Jett's only real disappointment was again the long jump. She should have won it, based on past efforts, but she scratched on two of her three jumps, and the other effort, 15-feet, 7 inches, wasn't good enough to qualify for the finals. She had been jumping 17 feet with ease.

"I panicked," Jett said. "And that will never happen again."

She held up her thumb and index fingers to indicate how little she went over the line on her scratches -- maybe two inches.

Jett, the heir apparent to Robinson in sprints, will compete in Russia June 27 to July 27 at the Pangaea Games, a goodwill event organized by citizens there.


Had Wilde Lake had a few field athletes, hurdlers, pole vaulters, shot putters, etc., wouldn't it have run away with the boys state Class 1A track and field title instead of finishing second?

The Wildecats had only eight athletes at the state meet but still scored 71 points, mainly on the speed of Andre Martin, Craig Butler and Reggie Alston. Butler and Alston return next year. The rest of the team graduates.


Write down the name Mona Jackson in your book of future superstars in track and girls basketball.

Jackson, a Howard High freshman, won the high jump, was second in the triple jump and third in the long jump.

In basketball, she scored 290 points for a 12-point average to go along with almost 10 rebounds per game.

Her father, Robert, was Howard High's boys track athlete of the year in 1971, so the talent comes naturally.


Atholton, which finished 15th at the state boys Class 3A track meet, certainly had a family atmosphere this season.

Head coach Ed Rhode was assisted by his son, Chris, a former state pole vault champ who is eighth on the University of Maryland's all-time decathlon list. Chris is a senior at Maryland.

Ben Rhode, a freshman at Atholton, pole vaulted and ran the 800. And Carolyn Miller, Ben's stepmother, kept score for the team.

Chris knew well how badly Glenelg felt in losing the state title by 1 1/2 points to Surrattsville. In 1988 when he was a Glenelg senior, the Gladiators lost the indoor state title by one point and the outdoor state title by a half-point.

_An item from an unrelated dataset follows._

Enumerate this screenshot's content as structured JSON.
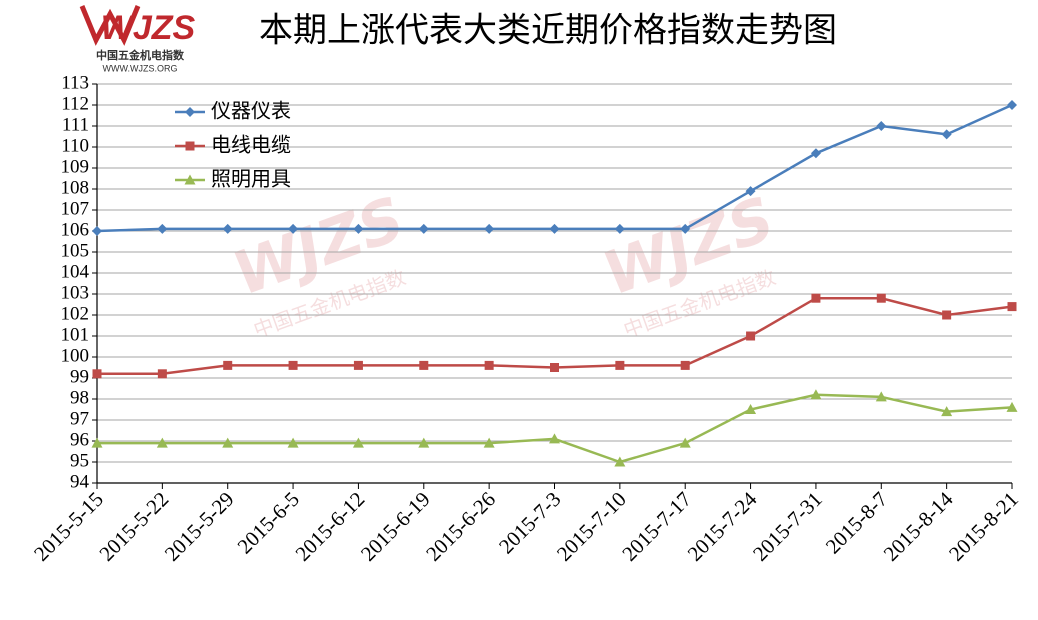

Glenelg's Aaron Browning won the state Class 2A pole vault with a 13-foot effort. But he didn't quite set a school record. His older brother, Chuck, set that mark at 14-3.


I left out the Wilde Lake girls in Wednesday's track write-up. The Wildecats scored 13 points and finished 15th in the Class 1A meet.

The Wildecats' 400 relay team of Stephanie Sharps, Adelle Chenier, Marie Parker and Monique Alston finished third in 53.1 seconds. Their 800 relay team of Becky Mikkelson, Chenier, Sharps and Alston finished fifth in 1:53.9. And Chenier finished third in the 100 in 13.2 seconds.


As long as county girls teams Hammond and Glenelg are in the same classification as Central High of Prince George's County they may never win a state title.

The Central girls won their 12th straight state title and crushed runner-up North Hagerstown, 80-49. Glenelg was fourth at 44.